When I first arrived, the heat coupled with not being able to flush toilet paper and the looming threat of poison water made it hard for me to see Granada as a place I would enjoy being for two long weeks. The water hasn't hurt me (and we have met many MANY expats who drink the tap water daily), the toilet paper in the trash can thing is becoming second nature and the heat... well I'm adjusting. The constant barrage of peddlers is dwindling, as I get used to giving them the proper glance and saying, "lo tengo" with the proper accent (it's usually true that I have already purchased whatever it is they are offering.) Isla's heat rash is subsiding (thank you lavender oil.) All of these things adjusting has been - relief.
We took two days and went to San Juan Del Sur but I don't have many things to say about that. The beach is in an urban environment so we saw lots of floating trash. It seems San Juan Del Sur is a starting point for the surfers that come to Nicaragua. They stay and eat there but they surf elsewhere. Unfortunately , we didn't get a chance to visit any of the more remote beaches. We had a nice time but it wasn't love for a family traveling. If you are familiar with Daytona Beach it felt like a Nicaraguan Daytona, with brown sand instead of white. Our hotel of choice was Pelican Eyes. I will write a review on that and then update with a link when I get a chance.

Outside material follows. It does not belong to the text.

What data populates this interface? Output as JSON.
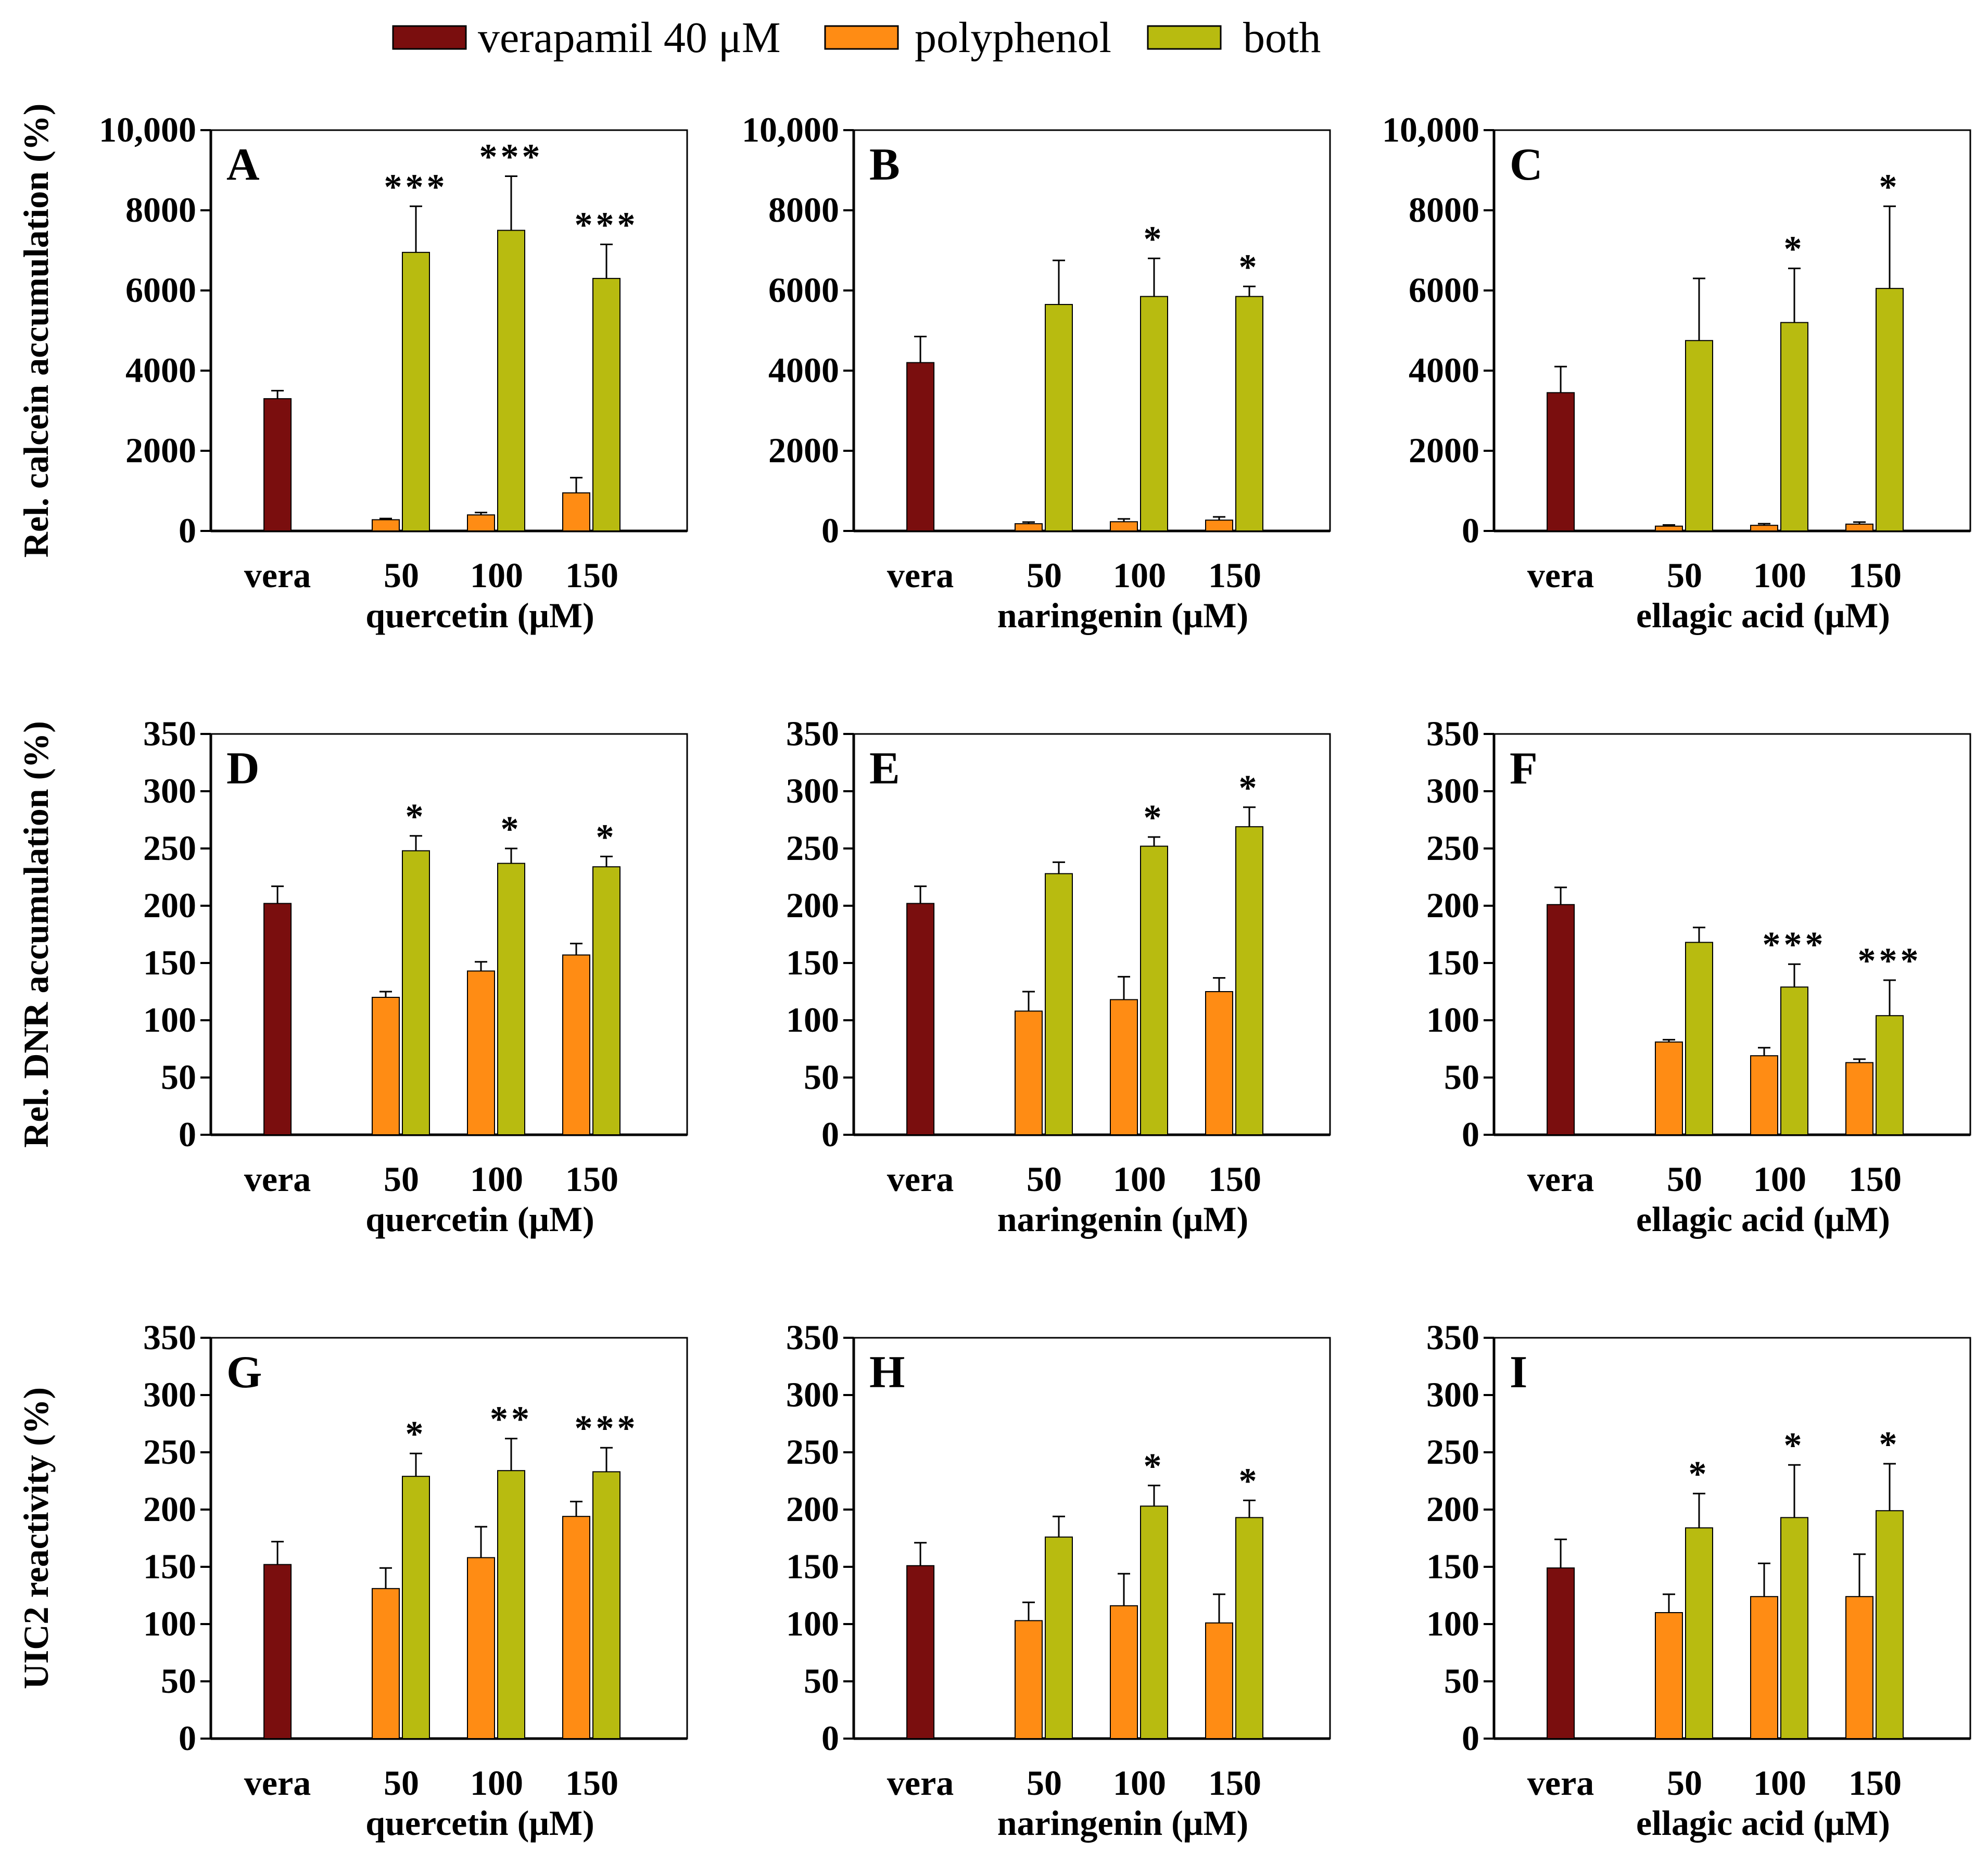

We did a caldera hike around the smallest of Mombacho's 4 calderas this past Saturday. I love you Mombacho! You had me at monkeys, wild monkeys... BABY MONKEYS! Not something you see everyday is America. Then, you add a sloth, butterflies, 3 different forest types, smoke holes and a view for miles and you just can't help but fall in love. The air was crisp and cool. The ride up the volcano on an off-road vehicle enchanted the kiddos. It's probably the cleanest air we have breathed, sulfur and all. Our guide, Jovani from the Hotel San Fransisco was fantastic and knowledgable! We stopped along the way to discuss many different types of plants. The rainforest atmosphere, which I hadn't experienced before was peaceful. The park wasn't very busy either so it was us and nature that day. A must see on any trip to Nicaragua.
I wish I could say the same about Masaya. The city tour was well done but the city just isn't my jam. The Fort El Coyotepe, run by the local boyscouts, was interesting... in a torture and human suffering sort of way. The market is full of souvenirs, but many of the options feel mass produced and not necessarily made in Nicaragua or by Nicaraguans. My favorite stores for souvenirs are in Granada: The Garden Cafe and Tio Antonio's Hammock Shop that is a work project for local Nicaraguans. If those stores don't have what you want one of the tents in the square or the peddlers most certainly will and you don't have to travel to Masaya. Currently, the active volcano park is closed (Masaya Volcano.) We probably wouldn't have gone even if it was open only because the air is really bad around the volcano and the kids are so little, many people wear masks when visiting and I doubt my one year old would keep that on her face. We did go to a look-out to see the active volcano, looking across Masaya lake. The view would have beautiful if it wouldn't have been for the piles of trash and the fact that the lake is polluted. The country of Nicaragua has bigger problems, like starving children so please don't think I am placing trash pick-up over that but I am saying that protecting your land will help improve your food supply and more importantly your water supply for your citizens. It will probably take a lot to turn around the instinct we have witnessed to just toss your trash on the side of the road but hopefully that can improve one day.
Back in Granada, we have had several rain storms while here and they know how to do rain! It dumps, thunders and lightnings. One storm knocked out the water for awhile while the other flooded our courtyard, the kitchen and one of the bedrooms of our rental home. Luckily, our room was spaired, albeit narrowly.
Our last planned excursion, and by planned I mean decided on a few days ago, was to Laguna De Apoyo. LA, as I am going to refer to it, is a body of fresh water in an old volcano caldera. We had been recommended to visit the Laguna Beach Club located on LA. Our day there was perfection. The water is like bath water, with spots of cooler water if you are extra hot. It's clean, thank you Nicaragua for protecting this natural resource. For $6 per adult we were able to kayak, swim, stand-up paddle board, play ping pong, bocce ball, have access to bathrooms/changing rooms and a resturant and bar. Our ride there and back in a new large van was $65 for 5 people (you can find cheaper but with 2 very small kids we went with a driver we trusted.) The club is small but it has everything you need and then some. Bring plenty of sunscreen because the sun is rough on the water. Near the shore/beach the water is shallow and clear but get further out and it quickly drops off. The beach club even had life vests for the kids! I highly recommend spending at least a day on LA. We might be heading back for another day before we leave.